Com efeito, Ele diz: «Quem recebe um destes pequeninos, a Mim recebe (Mc 9,37) [...] Podia coroar-te sem isso, mas quero tornar-Me teu devedor, a fim de que uses a coroa com segurança. É por isso que, podendo alimentar-Me a Mim próprio, ando a mendigar dum lado para o outro, Me coloco à tua porta e te estendo a mão. É por ti que quero ser alimentado, porque te amo ardentemente. A minha felicidade consiste em estar sentado à tua mesa.»

Fonte: Evangelho Quotidiano

A Paixão de Cristo nos serve de exemplo - Por Santo Tomás de Aquino



A Paixão de Cristo é suficiente para nos formar quanto a todas as virtudes. Quem quer que busque viver perfeitamente, basta para tanto que despreze o que Cristo desprezou na cruz e deseje o que lá Ele desejou. Não há virtude da qual Cristo, do alto da cruz, não nos dê um exemplo.

Se buscamos um exemplo de caridade: Ninguém tem maior amor do que aquele que dá a sua vida por seus amigos (Jo 15,13), o que Cristo fez na cruz. E já que foi por nós que Ele entregou sua vida, não deveria pesar-nos suportar por Ele quaisquer males que porventura nos ocorram. Mas que poderei retribuir ao Senhor por tudo o que Ele me tem dado? (Sl 115,3 [12].

Se buscamos um exemplo de paciência, na cruz encontramos o melhor de todos. A paciência verdadeira se mostra de duas maneiras. Ou quando alguém sofre grandes males pacientemente, ou quando sofre males que poderia evitar, mas não evita. Ora, Cristo na cruz sofrera grandes males. Ó vós todos, que passos pelo caminho: olhai e julgai se existe dor igual à dor que me atormenta (Lm 1, 12). E os sofreu pacientemente, pois Ele, ultrajado, não retribuía com idêntico ultraje (1Pe 2, 23), mas como um cordeiro que se conduz ao matadouro, Ele estava como uma ovelha muda nas mãos do tosquiador (Is 53, 7).

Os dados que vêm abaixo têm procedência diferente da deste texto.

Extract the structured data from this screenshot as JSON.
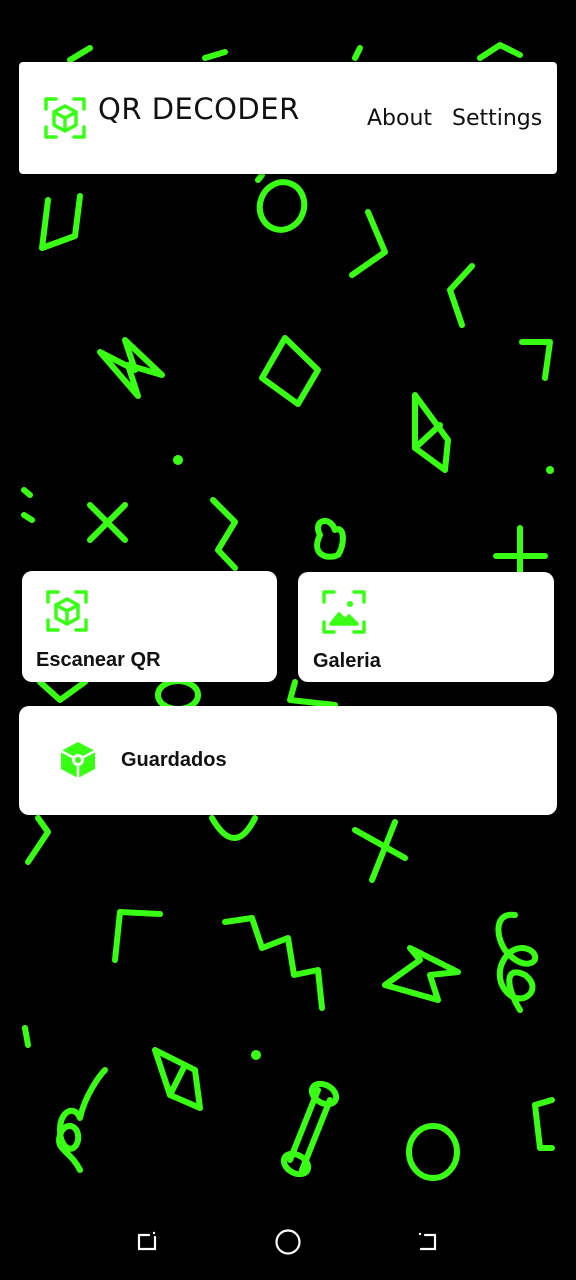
{
  "header": {
    "title": "QR DECODER",
    "logo_icon": "qr-cube-scan-icon",
    "nav": [
      {
        "label": "About"
      },
      {
        "label": "Settings"
      }
    ]
  },
  "cards": {
    "scan": {
      "label": "Escanear QR",
      "icon": "qr-cube-scan-icon"
    },
    "gallery": {
      "label": "Galeria",
      "icon": "image-scan-icon"
    },
    "saved": {
      "label": "Guardados",
      "icon": "cube-icon"
    }
  },
  "system_nav": {
    "recents": "recents-icon",
    "home": "home-icon",
    "back": "back-icon"
  },
  "colors": {
    "accent": "#39ff14",
    "background": "#000000",
    "card": "#ffffff",
    "text": "#111111"
  }
}
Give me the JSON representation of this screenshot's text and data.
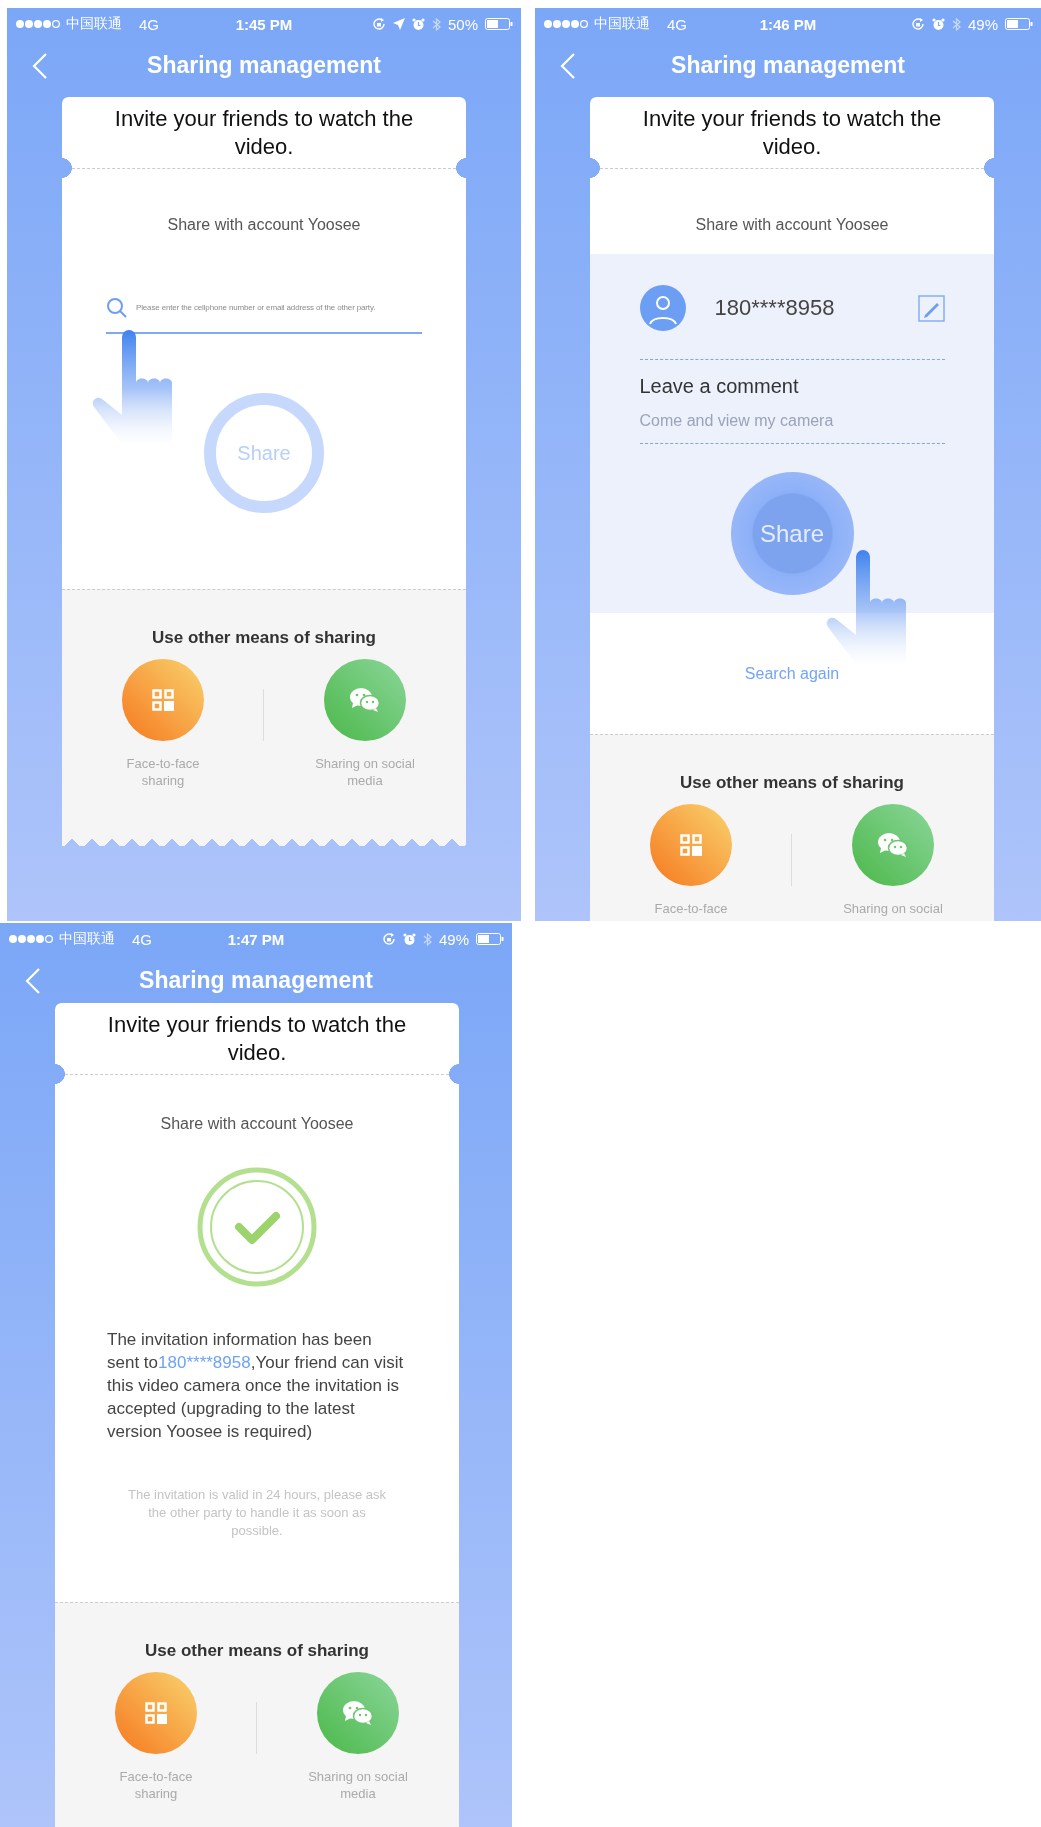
{
  "screens": [
    {
      "kind": "search",
      "status_bar": {
        "carrier": "中国联通",
        "network": "4G",
        "time": "1:45 PM",
        "battery": "50%",
        "location_on": true
      },
      "nav": {
        "title": "Sharing management"
      },
      "card": {
        "heading": "Invite your friends to watch the video.",
        "subtitle": "Share with account Yoosee",
        "search": {
          "placeholder": "Please enter the cellphone number or email address of the other party."
        },
        "share_button": "Share",
        "other": {
          "title": "Use other means of sharing",
          "options": [
            {
              "kind": "qr",
              "label": "Face-to-face sharing"
            },
            {
              "kind": "chat",
              "label": "Sharing on social media"
            }
          ]
        }
      }
    },
    {
      "kind": "found",
      "status_bar": {
        "carrier": "中国联通",
        "network": "4G",
        "time": "1:46 PM",
        "battery": "49%"
      },
      "nav": {
        "title": "Sharing management"
      },
      "card": {
        "heading": "Invite your friends to watch the video.",
        "subtitle": "Share with account Yoosee",
        "contact": {
          "account": "180****8958"
        },
        "comment": {
          "label": "Leave a comment",
          "placeholder": "Come and view my camera"
        },
        "share_button": "Share",
        "search_again": "Search again",
        "other": {
          "title": "Use other means of sharing",
          "options": [
            {
              "kind": "qr",
              "label": "Face-to-face"
            },
            {
              "kind": "chat",
              "label": "Sharing on social"
            }
          ]
        }
      }
    },
    {
      "kind": "sent",
      "status_bar": {
        "carrier": "中国联通",
        "network": "4G",
        "time": "1:47 PM",
        "battery": "49%"
      },
      "nav": {
        "title": "Sharing management"
      },
      "card": {
        "heading": "Invite your friends to watch the video.",
        "subtitle": "Share with account Yoosee",
        "message": {
          "before": "The invitation information has been sent to",
          "account": "180****8958",
          "after": ",Your friend can visit this video camera once the invitation is accepted (upgrading to the latest version Yoosee  is required)"
        },
        "note": "The invitation is valid in 24 hours, please ask the other party to handle it as soon as possible.",
        "other": {
          "title": "Use other means of sharing",
          "options": [
            {
              "kind": "qr",
              "label": "Face-to-face sharing"
            },
            {
              "kind": "chat",
              "label": "Sharing on social media"
            }
          ]
        }
      }
    }
  ]
}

Estava também em seu poder evitar o sofrimento, e Ele não o fez. Crês tu que não posso invocar meu Pai e Ele não me enviaria imediatamente mais de doze legiões de anjos (Mt 26, 53). A paciência de Cristo na cruz, portanto, foi a maior paciência jamais demonstrada. Corramos com paciência ao combate proposto, com o olhar fixo no autor e consumador de nossa fé, Jesus. Em vez de gozo que se lhe oferecera, Ele suportou a cruz, e está sentado à direita do trono de Deus (Hb 12, 1-2).

 Se procuramos um exemplo de humildade, miremos o crucificado. Pois é Deus quem escolheu ser julgado e morto pela vontade de Pôncio Pilatos. Tua causa foi julgada como a dos perversos (Jó 36, 17). De fato, como a dos perversos, pois: Condenemono-lo a uma morte infame (Sb 2, 20). O Senhor quis morrer pelos escravos, e Aquele que dá vida aos anjos quis morrer pelo homem.

Se procuramos um exemplo de obediência, sigamos aquele que se fez obediente até a morte (Fp 2, 8), pois assim como pela desobediência de um só homem foram todos constituídos pecadores, assim pela obediência de um só todos se tornarão justos (Rm 5, 19).

Se procuramos um exemplo de desprezo das coisas deste mundo, sigamos Aquele que é o Rei dos reis, o Senhor dos senhores, no qual estão todos os tesouros da sabedoria. Contemplemos na cruz aquele que está suspenso desnudo, zombado, cuspido, surrado, coroado com espinhos, saciado pelo fel e o vinagre, morto. Repartem entre si as minhas vestes, e lançam sorte sobre a minha túnica (Sl 21, 19).

Erro é ansiar por honrarias, pois que Ele foi exposto à desgraça e à humilhação. Erro é buscar títulos e condecorações, pois trançaram uma coroa de espinhos, meteram-lha na cabeça e puseram-lhe na mão  uma vara. Dobrando os joelhos diante d'Ele, diziam com escárnio: Salve, rei dos judeus! (Mt 27, 29).

Erro é apegar-se a prazeres e confortos, pois puseram fel no meu alimento, na minha sede deram-me vinagre para beber (Sl 68, 22).